Justina Magdaobuk Saumanuk menjadi wanita terakhir yang masih melakoni ritual rajah tubuh atau Titti di Uma Sabulukkungan. Rasa sakit yang tak tertahankan dan perubahan zaman membuat banyak masyarakat Mentawai tidak lagi memasang Titti di tubuh mereka. Foto oleh Ramadhani.

Toggilak yang mengenakan pakaian khas adat Mentawai sama seperti Batista bercerita tentang kebingungannya atas status lahan adatnya dan tanah relokasi ini. Ia bimbang, ketidakpastian hukum membuat sukunya tak dapat bergerak lebih jauh.

“Kami tidak pernah tahu izin sawit HTI itu, kami tahunya orang yang baru pulang dari Padang bilang tanah kami sudah masuk peta perusahaan sawit. Tentu kami merasa terkejut dan heran. Kok tanah kami masuk peta lahan sawit, terus kami hidup dari mana?” katanya sambil sesekali menyesap rokok. Meski kini ada beberapa relawan yang membantunya menulis surat permohonan kepada kementerian dan perusahaan, menggalang dukungan, ia tetap tidak tahu harus berbuat apa. Sambil menunggu langkah pemerintah, Toggilak dan Batista mengumpulkan anak, menantu, dan cucu-cucunya untuk terus meyakinkan mereka agar tidak tergoda lagi dengan iming-iming pemerintah atau perusahaan.

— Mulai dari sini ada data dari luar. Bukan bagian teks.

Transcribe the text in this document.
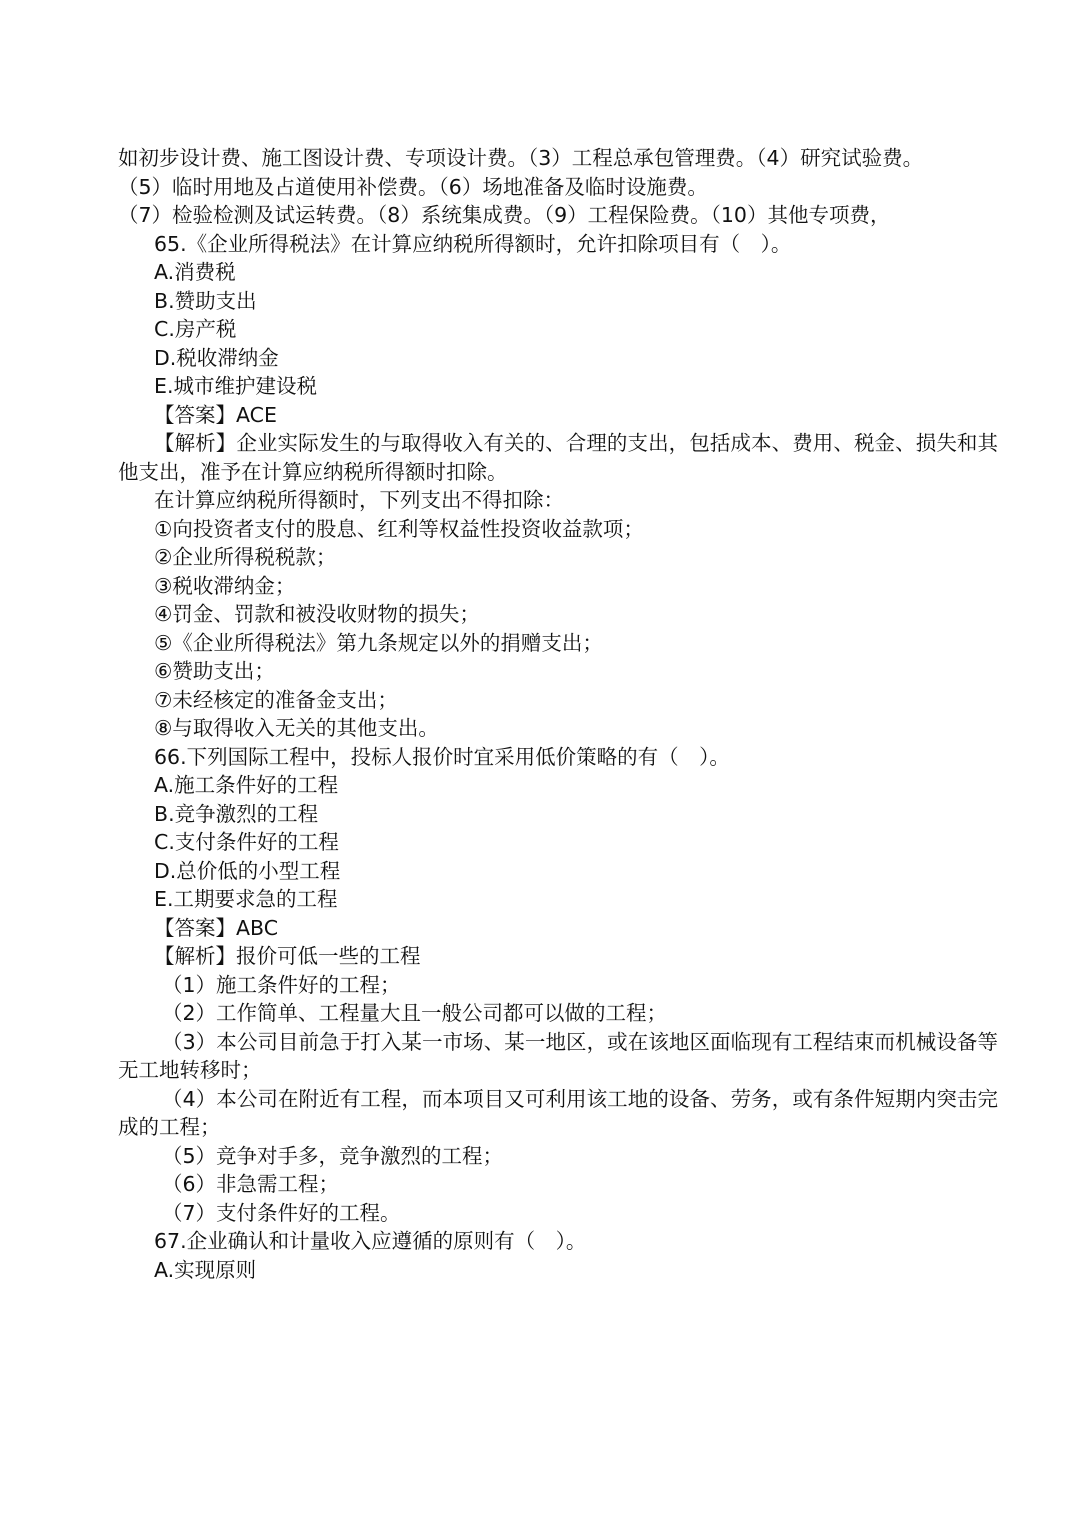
如初步设计费、施工图设计费、专项设计费。（3）工程总承包管理费。（4）研究试验费。
（5）临时用地及占道使用补偿费。（6）场地准备及临时设施费。
（7）检验检测及试运转费。（8）系统集成费。（9）工程保险费。（10）其他专项费，
65.《企业所得税法》在计算应纳税所得额时，允许扣除项目有（　）。
A.消费税
B.赞助支出
C.房产税
D.税收滞纳金
E.城市维护建设税
【答案】ACE
【解析】企业实际发生的与取得收入有关的、合理的支出，包括成本、费用、税金、损失和其他支出，准予在计算应纳税所得额时扣除。
在计算应纳税所得额时，下列支出不得扣除：
①向投资者支付的股息、红利等权益性投资收益款项；
②企业所得税税款；
③税收滞纳金；
④罚金、罚款和被没收财物的损失；
⑤《企业所得税法》第九条规定以外的捐赠支出；
⑥赞助支出；
⑦未经核定的准备金支出；
⑧与取得收入无关的其他支出。
66.下列国际工程中，投标人报价时宜采用低价策略的有（　）。
A.施工条件好的工程
B.竞争激烈的工程
C.支付条件好的工程
D.总价低的小型工程
E.工期要求急的工程
【答案】ABC
【解析】报价可低一些的工程
（1）施工条件好的工程；
（2）工作简单、工程量大且一般公司都可以做的工程；
（3）本公司目前急于打入某一市场、某一地区，或在该地区面临现有工程结束而机械设备等无工地转移时；
（4）本公司在附近有工程，而本项目又可利用该工地的设备、劳务，或有条件短期内突击完成的工程；
（5）竞争对手多，竞争激烈的工程；
（6）非急需工程；
（7）支付条件好的工程。
67.企业确认和计量收入应遵循的原则有（　）。
A.实现原则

Suku Sabulukkungan pada dasarnya tetap ingin tinggal di tanah mereka. Di hutan belantara. “Jadi bagaimanapun itu kami pertahankan, sampai mati. Biarlah, mati itu juga demi tanahnya sendiri,” kata Justina, istri Batista. Siang itu langit kelabu di Muara Siberut menemani hujan yang terus turun. Jalanan berlumpur. Batista, Toggilak, dan Justina, menghangatkan diri dengan meriung di Uma ditemani anak-anak dan cucu mereka. Kami pamit undur diri sebelum gelap tiba. Toggilak dan Batista berpesan merasa telah memberi mandat pada wartawan untuk mengabarkan pada pemerintah bila mereka tidak setuju izin HTI diterbitkan. Mereka akan terus memprotes sikap pemerintah yang memojokkan masyarakat adat.

“Jika protes juga tidak berhasil, mungkin jalan terakhir adalah kami ambil panah dan parang. Kami siap perang.”